Hand- und Kopfarbeit sind im ­Dachdeckerberuf vereint
Wenn man arbeitet, geht die Zeit schnell vorbei. Ich war jetzt 30 Jahre lang für die Firma verantwortlich, die 1961 von meinem Vater gegründet wurde. Es gab Höhen und Tiefen, aber ich musste nie jemanden entlassen. Was mich hingegen schmerzt, ist das Lehrstellenthema. Seit sechs Jahren konnten wir keinen Lehrvertrag mehr unterzeichnen. Dabei ist unser Beruf für mich der schönste. Diese Kombination von Hand- und Kopfarbeit ist einmalig, und abends siehst du, was du gemacht hast.

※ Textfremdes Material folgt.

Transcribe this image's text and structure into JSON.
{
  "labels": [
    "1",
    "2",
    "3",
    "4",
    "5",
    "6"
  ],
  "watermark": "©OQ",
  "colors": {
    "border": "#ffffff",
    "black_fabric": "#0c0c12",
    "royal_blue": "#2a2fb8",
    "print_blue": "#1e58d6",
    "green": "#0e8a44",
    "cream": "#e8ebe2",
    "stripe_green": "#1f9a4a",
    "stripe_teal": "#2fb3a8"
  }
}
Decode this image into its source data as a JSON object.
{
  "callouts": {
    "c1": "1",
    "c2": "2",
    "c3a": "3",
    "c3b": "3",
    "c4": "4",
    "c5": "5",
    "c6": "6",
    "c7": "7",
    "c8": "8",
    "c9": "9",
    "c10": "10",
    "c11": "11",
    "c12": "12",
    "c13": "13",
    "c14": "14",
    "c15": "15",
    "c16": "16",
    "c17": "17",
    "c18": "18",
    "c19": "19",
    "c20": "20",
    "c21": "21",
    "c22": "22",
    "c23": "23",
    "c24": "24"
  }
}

Das müssten wir den Jugendlichen häufiger erzählen – und auch ihren Eltern, wenn sie ihnen vom Handwerk abraten. Wir haben immer noch Überhosen und schmutzige Hände. Aber heute sagen wir den Kunden, wann wir Zeit haben und vorbeikommen können. Das hat sich geändert. Ab diesem Sommer haben wir glücklicherweise wieder Lernende am Start.

Ein Generationenwechsel steht an
Ich bin jetzt 61 und bereite seit einigen Jahren die Übergabe der Firma vor. Mein Nachfolger Sascha Kaiser hat bei uns die Lehre gemacht. Wir kennen uns schon seit 15 Jahren. So eine Nachfolgeregelung ist nicht immer einfach. Auf einmal sagt der 30-Jährige dem 60-Jährigen, wie es läuft. Das ist ein Prozess, da muss man durch. Aber wir haben das bereits hinter uns. Ich habe immer mehr meiner Aufgaben abgegeben. So mache ich heute weder Personalplanung noch Projektleitung und auch nicht mehr viel Akquise. Ein Drittel unserer Aufträge holt Sascha rein, er wickelt diese Projekte auch selbstständig ab, ich sehe nicht einmal die Kunden. Stark involviert bin ich aber immer noch bei der Kalkulation und Nachkalkulation. Ich muss nicht jeden Tag auf der Baustelle stehen und kontrollieren, aber die Zahlen, die will ich sehen.

Markus Schnider (links) übergibt das Geschäft an seinen Nachfolger Sascha Kaiser.

Balance zwischen Arbeit und Freizeit
Seit einigen Jahren arbeite ich am Samstag nicht mehr. Ich habe eine Fünftagewoche, komme aber mit elf Stunden pro Tag immer noch auf ein happiges Pensum. Erholen kann ich mich beim Skifahren. Zusammen mit Kollegen durch den Tiefschnee – da geht mir das Herz auf. Das baue ich jetzt immer ein bisschen mehr aus: mehr Tage im Schnee, ein paar Tage weniger in der Firma. Das klappt ganz gut. In drei Jahren möchte ich dann ganz aufhören. Falls mich Sascha braucht, stehe ich gerne als Berater im Stundenlohn bereit. Aber die Firma, die gehört dann ihm.